Perú irá a segunda vuelta con el respaldo más bajo de su historia reciente: Keiko Fujimori y Roberto Sánchez se disputan la presidencia

Perú se prepara para una segunda vuelta presidencial inédita. Los candidatos Keiko Fujimori y Roberto Sánchez avanzaron al balotaje del próximo 7 de junio tras sumar juntos apenas el 29,22% de los votos válidos en la primera vuelta, el porcentaje más bajo registrado para dos finalistas en la historia reciente del país.

El dato, confirmado por el Jurado Nacional de Elecciones (JNE), refleja la fuerte fragmentación política y el nivel de desconfianza que atraviesa el electorado peruano. Mientras Fujimori obtuvo poco más del 17% de los votos, Sánchez logró imponerse por un estrecho margen sobre el exalcalde de Lima Rafael López Aliaga para quedarse con el segundo lugar.

Empate técnico rumbo al balotaje

Las primeras encuestas difundidas tras la primera vuelta muestran un escenario altamente ajustado. Un sondeo de Ipsos registró un empate técnico con 38% de intención de voto para ambos candidatos, mientras que el voto blanco o nulo alcanzó el 24%.

Por su parte, una medición del Instituto de Estudios Peruanos (IEP) mostró cifras similares: Roberto Sánchez obtuvo 32% frente al 31% de Keiko Fujimori. Además, el estudio reveló un alto nivel de indecisos y votos blancos o viciados, lo que mantiene abierta la disputa electoral.

La socióloga Patricia Zárate, investigadora del IEP, explicó que el contexto actual favorece discursos centrados en seguridad y orden, una narrativa que ha fortalecido la campaña de Fujimori en comparación con procesos anteriores.

El peso de Pedro Castillo y la división regional

El avance de Roberto Sánchez también estuvo marcado por la reivindicación del expresidente Pedro Castillo, condenado tras el intento de golpe de Estado de 2022. Analistas consideran que esa conexión mantiene respaldo importante en zonas rurales y del sur del país.

En la primera vuelta, Fujimori ganó en once regiones, principalmente en la costa norte y parte de la Amazonía, mientras Sánchez dominó en regiones de la sierra y la selva. La distribución territorial evidencia una profunda fractura política entre áreas urbanas y rurales.

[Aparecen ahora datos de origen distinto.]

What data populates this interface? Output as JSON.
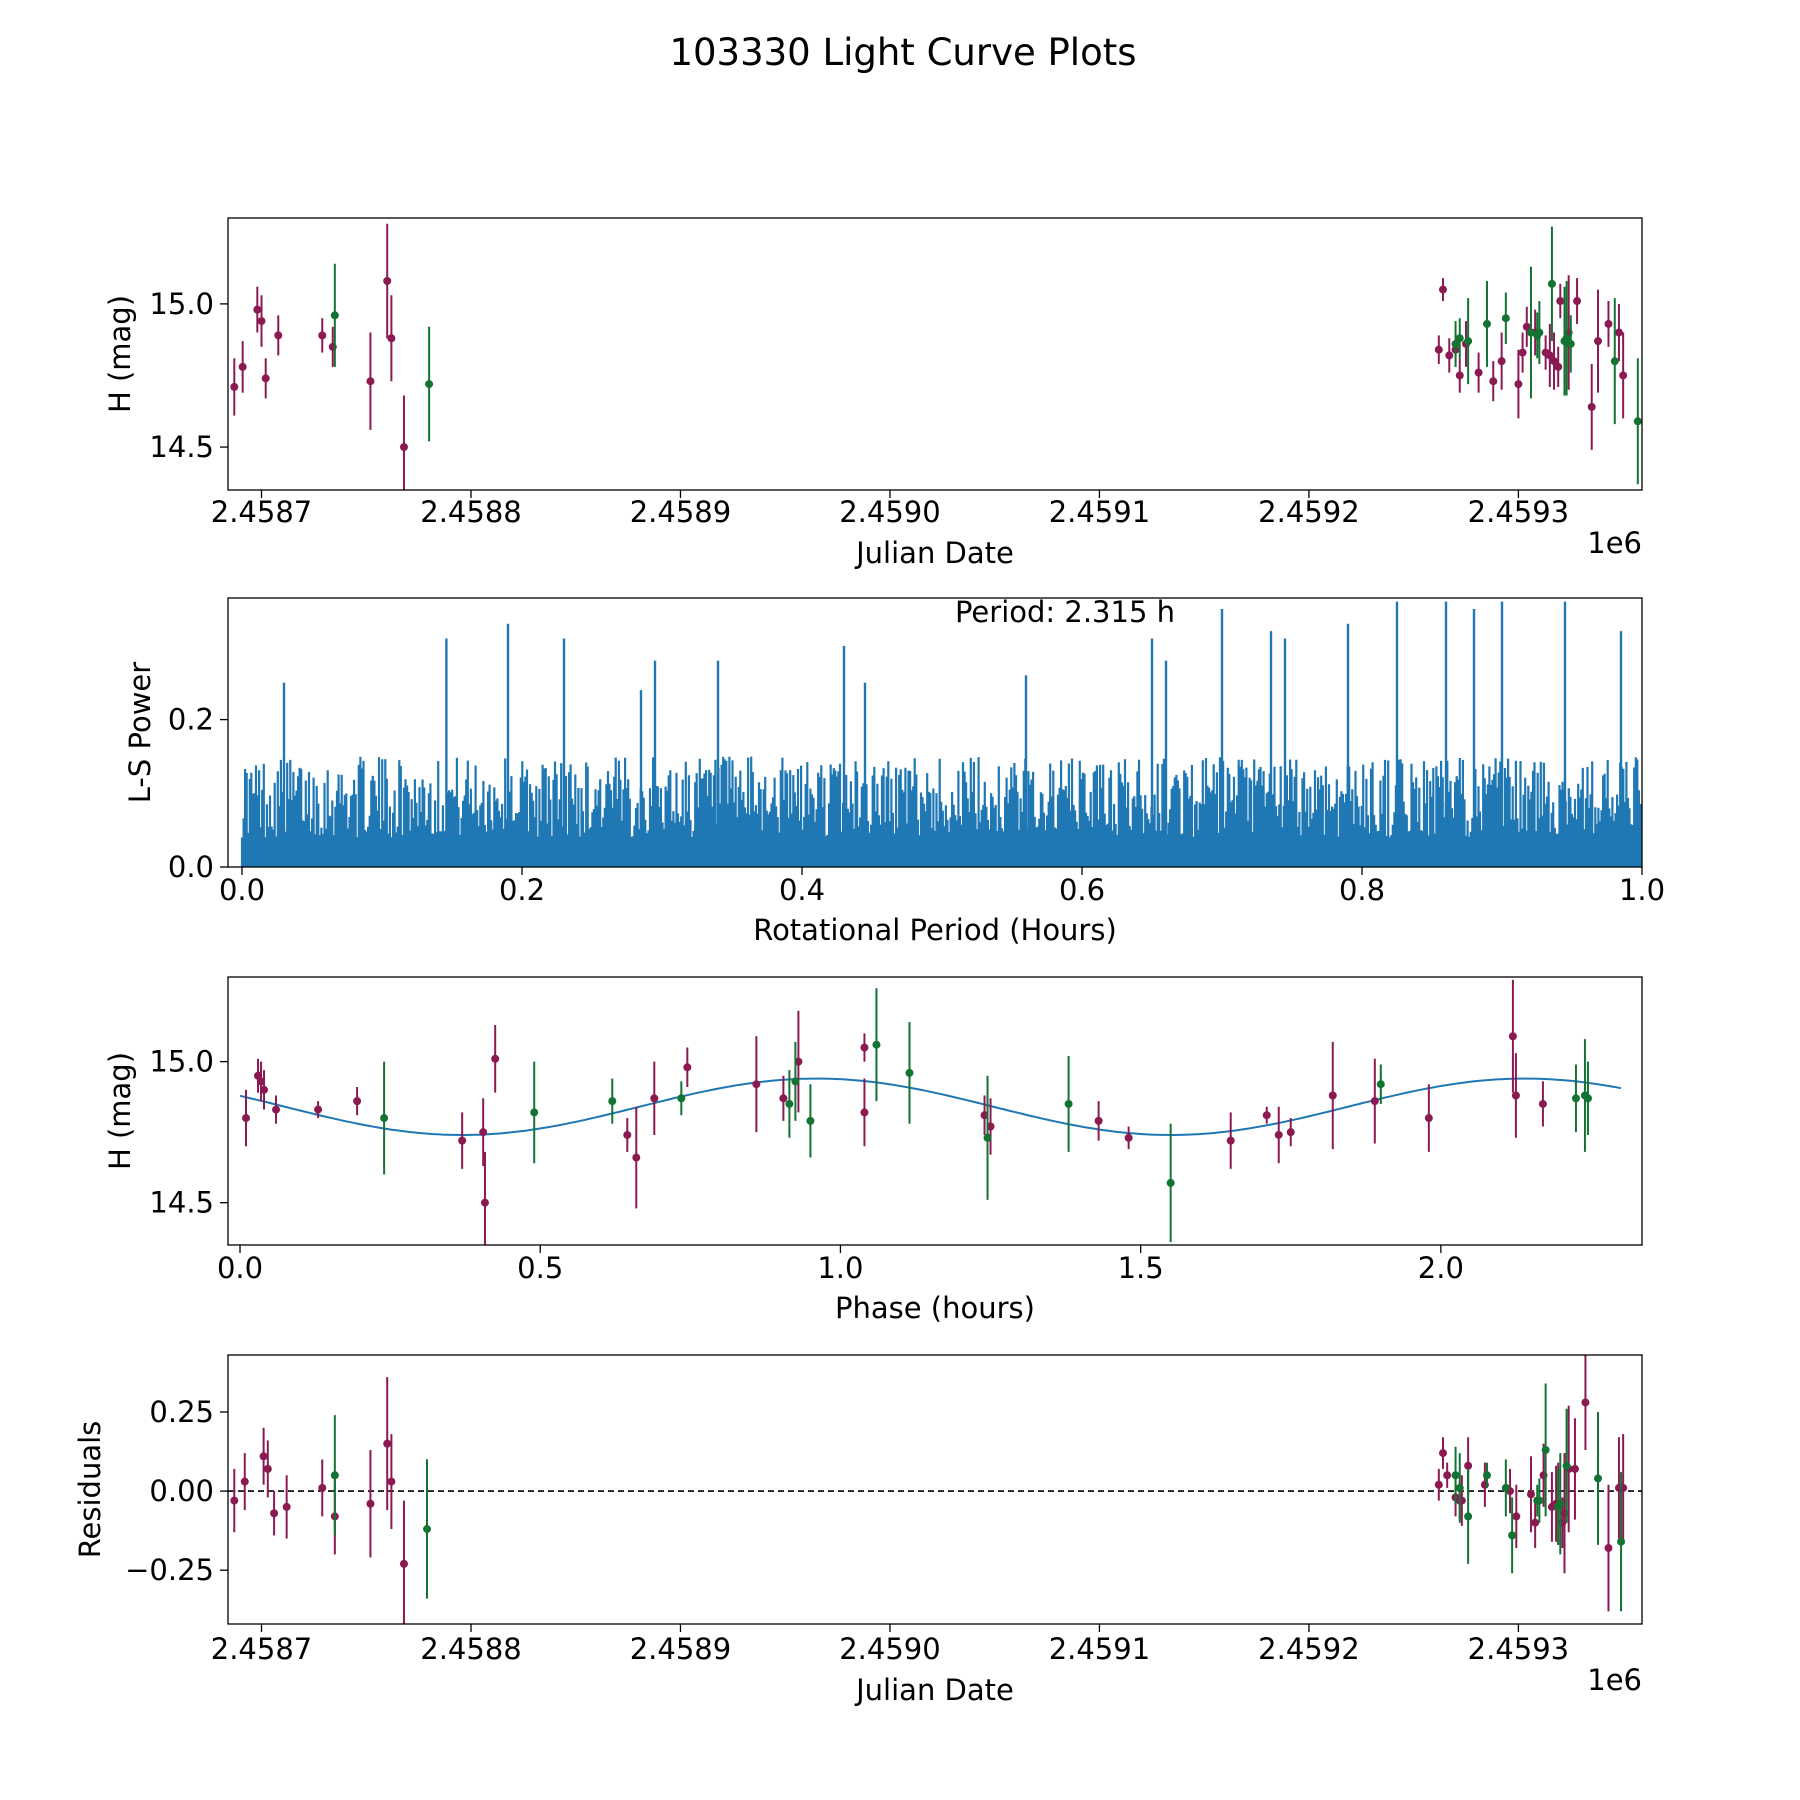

Especialistas señalan que el sur peruano sigue siendo históricamente adverso al fujimorismo. Regiones como Cusco, Puno, Ayacucho y Apurímac mantienen una fuerte inclinación hacia candidaturas vinculadas al voto popular y rural.

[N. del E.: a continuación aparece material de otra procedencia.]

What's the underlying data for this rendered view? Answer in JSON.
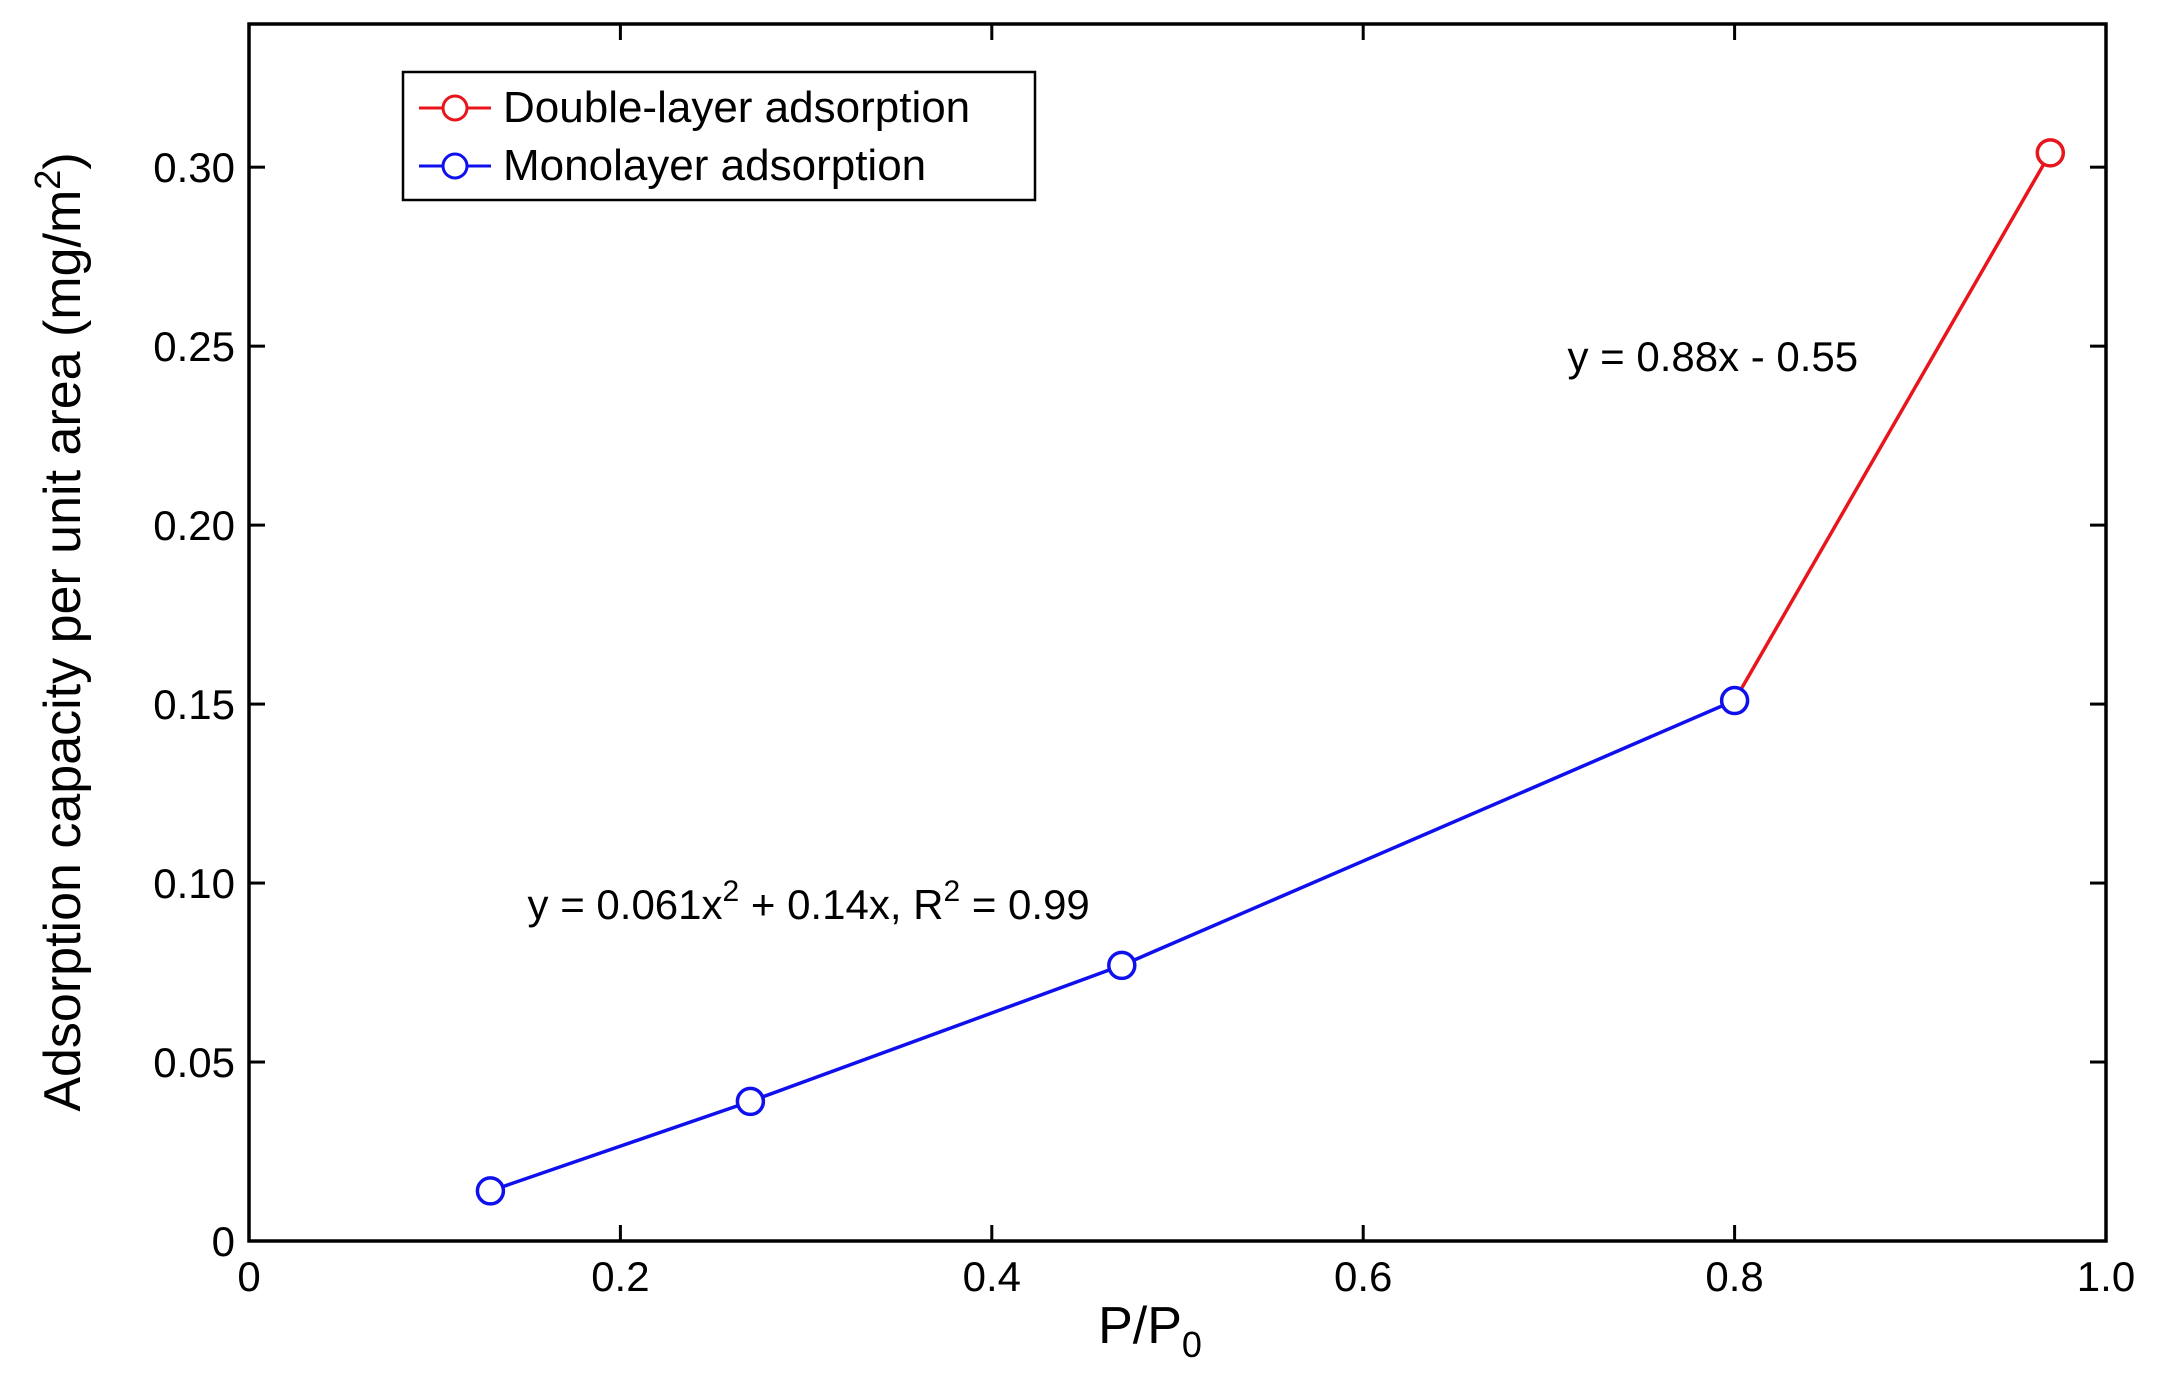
{
  "chart_data": {
    "type": "line",
    "title": "",
    "xlabel": {
      "main": "P/P",
      "sub": "0"
    },
    "ylabel": {
      "main": "Adsorption capacity per unit area (mg/m",
      "sup": "2",
      "tail": ")"
    },
    "xlim": [
      0,
      1.0
    ],
    "ylim": [
      0,
      0.34
    ],
    "xticks": [
      {
        "value": 0,
        "label": "0"
      },
      {
        "value": 0.2,
        "label": "0.2"
      },
      {
        "value": 0.4,
        "label": "0.4"
      },
      {
        "value": 0.6,
        "label": "0.6"
      },
      {
        "value": 0.8,
        "label": "0.8"
      },
      {
        "value": 1.0,
        "label": "1.0"
      }
    ],
    "yticks": [
      {
        "value": 0,
        "label": "0"
      },
      {
        "value": 0.05,
        "label": "0.05"
      },
      {
        "value": 0.1,
        "label": "0.10"
      },
      {
        "value": 0.15,
        "label": "0.15"
      },
      {
        "value": 0.2,
        "label": "0.20"
      },
      {
        "value": 0.25,
        "label": "0.25"
      },
      {
        "value": 0.3,
        "label": "0.30"
      }
    ],
    "series": [
      {
        "name": "Double-layer adsorption",
        "color": "#e8161c",
        "x": [
          0.8,
          0.97
        ],
        "y": [
          0.151,
          0.304
        ],
        "markers": [
          false,
          true
        ]
      },
      {
        "name": "Monolayer adsorption",
        "color": "#1010ee",
        "x": [
          0.13,
          0.27,
          0.47,
          0.8
        ],
        "y": [
          0.014,
          0.039,
          0.077,
          0.151
        ],
        "markers": [
          true,
          true,
          true,
          true
        ]
      }
    ],
    "legend": {
      "placement": "top-left",
      "entries": [
        "Double-layer adsorption",
        "Monolayer adsorption"
      ]
    },
    "annotations": [
      {
        "id": "double-layer-equation",
        "x": 0.71,
        "y": 0.243,
        "parts": [
          {
            "t": "y = 0.88x - 0.55"
          }
        ]
      },
      {
        "id": "monolayer-equation",
        "x": 0.15,
        "y": 0.09,
        "parts": [
          {
            "t": "y = 0.061x"
          },
          {
            "t": "2",
            "sup": true
          },
          {
            "t": " + 0.14x, R"
          },
          {
            "t": "2",
            "sup": true
          },
          {
            "t": " = 0.99"
          }
        ]
      }
    ],
    "grid": false
  }
}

El antifujimorismo pierde fuerza

Uno de los cambios más relevantes de esta campaña es la disminución del llamado “antifujimorismo”, factor decisivo en las derrotas de Keiko Fujimori en 2011, 2016 y 2021.

Según Ipsos, el rechazo hacia la lideresa de Fuerza Popular bajó de 58% a 48%, mientras que el antivoto contra Roberto Sánchez aumentó hasta el 43%.

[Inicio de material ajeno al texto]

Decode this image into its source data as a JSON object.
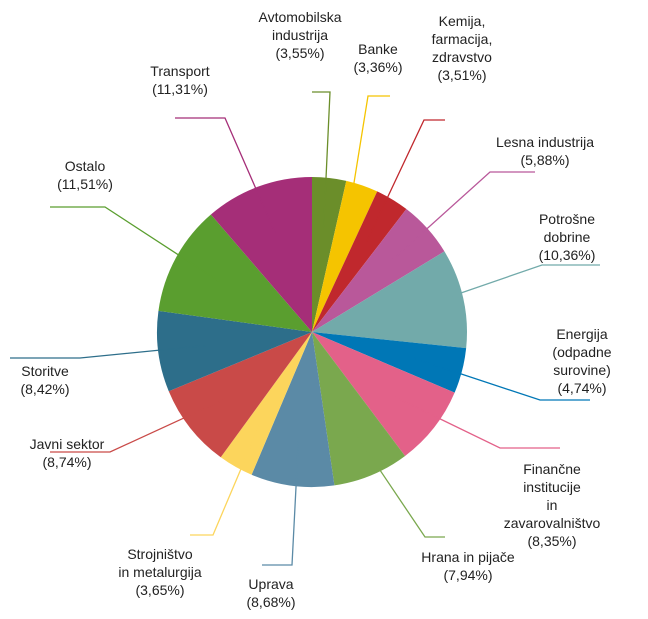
{
  "chart_data": {
    "type": "pie",
    "categories": [
      "Avtomobilska\nindustrija",
      "Banke",
      "Kemija,\nfarmacija,\nzdravstvo",
      "Lesna industrija",
      "Potrošne dobrine",
      "Energija\n(odpadne surovine)",
      "Finančne institucije\nin zavarovalništvo",
      "Hrana in pijače",
      "Uprava",
      "Strojništvo\nin metalurgija",
      "Javni sektor",
      "Storitve",
      "Ostalo",
      "Transport"
    ],
    "values": [
      3.55,
      3.36,
      3.51,
      5.88,
      10.36,
      4.74,
      8.35,
      7.94,
      8.68,
      3.65,
      8.74,
      8.42,
      11.51,
      11.31
    ],
    "value_labels": [
      "(3,55%)",
      "(3,36%)",
      "(3,51%)",
      "(5,88%)",
      "(10,36%)",
      "(4,74%)",
      "(8,35%)",
      "(7,94%)",
      "(8,68%)",
      "(3,65%)",
      "(8,74%)",
      "(8,42%)",
      "(11,51%)",
      "(11,31%)"
    ],
    "colors": [
      "#6b8e2a",
      "#f5c400",
      "#c0282d",
      "#b9589a",
      "#72aaaa",
      "#0077b6",
      "#e36189",
      "#7aa84e",
      "#5b8aa6",
      "#fcd55c",
      "#c94a48",
      "#2d6e8a",
      "#5a9e2f",
      "#a52e78"
    ]
  }
}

Analistas consideran que el desgaste político, la inseguridad ciudadana y el desencanto generalizado han modificado las prioridades del electorado peruano, reduciendo el impacto de las campañas basadas únicamente en el rechazo a Fujimori.

Una elección marcada por la incertidumbre

El escenario previo al 7 de junio sigue completamente abierto. Ninguno de los candidatos ha logrado consolidar una ventaja clara y ambos enfrentan desafíos importantes para ampliar su base electoral.

Mientras Fujimori busca capitalizar el voto conservador y urbano, Sánchez apuesta por fortalecer el respaldo en el sur, la sierra y las zonas rurales del país.

La elección presidencial de 2026 podría convertirse en una de las más ajustadas e impredecibles de la historia reciente de Perú, en medio de un electorado dividido, altos niveles de rechazo político y una creciente demanda de estabilidad institucional.